A Prefeitura do Rio afirma que os dois campos existentes na cidade, o Gávea Golf Club e o Itanhangá (considerado um dos 100 melhores do mundo pela revista Golf Digest) não teriam condições de abrigar os jogos. No lugar de fazer melhorias em um deles, a solução foi a construção de um novo, que supostamente seria uma grande vantagem para os cofres públicos, por ser construído com dinheiro privado. Para viabilizar esse acordo, todavia, foi dada às construtoras, a Fiori Empreendimentos Imobiliários e sua parceira, a incorporadora e construtora Cyrela, a autorização, por meio de uma lei aprovada na Câmara de Vereadores,para construir 22 prédios de 22 andares no mesmo terreno, sendo que o preço mais baixo de cada unidade simples (sem contar as coberturas) é de cerca de R$ 5 milhões. O custo da obra do campo foi de R$ 60 milhões, o que numa conta simples mostra quem saiu com a vantagem no acordo.

As ações da prefeitura na região logo chamaram a atenção de moradores da Barra da Tijuca e ambientalistas, que começaram a se organizar em movimentos como o Golfe Para Quem?  e Ocupa Golfe, e realizaram ações diversas de denúncia e resistência, entre elas uma ocupação de meses em frente ao empreendimento imobiliário e esportivo. Os movimentos conseguiram repercussão não apenas local, mas também internacional[1]. O aumento das críticas e cobranças sobre a prefeitura fez inclusive com que ela lançasse um site  rebatendo as denúncias relacionadas à obra[2], sendo que a veracidade das afirmações da administração municipal é contestada pelos críticos da obra.

O advogado Jean Carlos Novaes, do Ocupa Golfe, faz questão de ressaltar que, antes mesmo das Olimpíadas, já havia interesse de destruir a área para a colocação de um campo. Para ele, os jogos na verdade servem de desculpa para a realização de ações arbitrárias há muito planejadas por empresários da região. O mesmo acontececom ocaso da Vila Autódromo, comunidade vizinha ao Parque Olímpico, também na Zona Oeste do Rio, que desde a década de 1990 luta contra a remoção, que entrou em curso acelerado com a escolha da cidade para sediar o megaevento.

"O processo de licenciamento ambiental do campo é totalmente anômalo. A autorização prévia foi concedida no último semestre de gestão do (ex-prefeito) Cesar Maia, em 2008. Essa licença venceu no dia 20 de julho de 2009. A ideia do campo volta em 2011, quando o Rio já tinha a autorização para sediar os Jogos, e o(prefeito) Eduardo Paes afirma que aquela era a melhor opção, pois até já existia a licença, mas que na verdade estava fora de validade", afirmou o advogado, explicando também que essa licença prévia era apenas para que o projeto fosse analisado para ver se não feria a legislação: "E nessa fase, a Procuradoria Geral do Município, por meio da procuradora Carmen Lúcia Macedo, havia escrito um parecer de 15 páginas contra a autorização da construção no terreno".

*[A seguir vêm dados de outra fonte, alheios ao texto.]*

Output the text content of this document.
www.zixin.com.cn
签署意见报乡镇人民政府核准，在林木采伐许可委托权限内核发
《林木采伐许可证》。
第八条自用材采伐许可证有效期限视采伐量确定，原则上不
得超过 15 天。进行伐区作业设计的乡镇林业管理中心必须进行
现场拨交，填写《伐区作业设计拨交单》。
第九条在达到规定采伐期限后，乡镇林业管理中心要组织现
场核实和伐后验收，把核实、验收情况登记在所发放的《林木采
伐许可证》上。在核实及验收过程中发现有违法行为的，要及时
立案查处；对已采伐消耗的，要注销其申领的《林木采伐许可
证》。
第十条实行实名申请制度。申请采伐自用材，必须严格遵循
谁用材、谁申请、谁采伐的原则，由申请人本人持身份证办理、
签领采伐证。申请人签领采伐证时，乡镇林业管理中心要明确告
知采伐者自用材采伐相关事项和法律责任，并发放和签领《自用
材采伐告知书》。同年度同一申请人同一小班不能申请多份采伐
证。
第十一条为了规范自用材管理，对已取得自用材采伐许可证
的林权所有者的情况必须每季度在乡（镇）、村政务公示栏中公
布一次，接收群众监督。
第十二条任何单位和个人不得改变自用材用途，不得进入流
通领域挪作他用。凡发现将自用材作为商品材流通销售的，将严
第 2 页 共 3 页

A destruição da vegetação nativa e as irregularidades no processo logo chamaram a atenção do Ministério Público do Estado do Rio de Janeiro (MP-RJ), que entrou com uma ação civil pública sobre o caso. Em meio à má repercussão do desmatamento, até mesmo o Comitê Olímpico Internacional (COI) se isentou de responsabilidade, contradizendo o prefeito Eduardo Paes, que afirmava que a obra era uma solicitação dele. Em sabatina com estudantes universitários do Rio, em fevereiro de 2015, o presidente do COI, Thomas Bach, afirmou que "o prefeito pressionou muito pela construção desse campo. Tenho certeza que ele pensou muito antes de tomar a decisão de construí-lo"[3].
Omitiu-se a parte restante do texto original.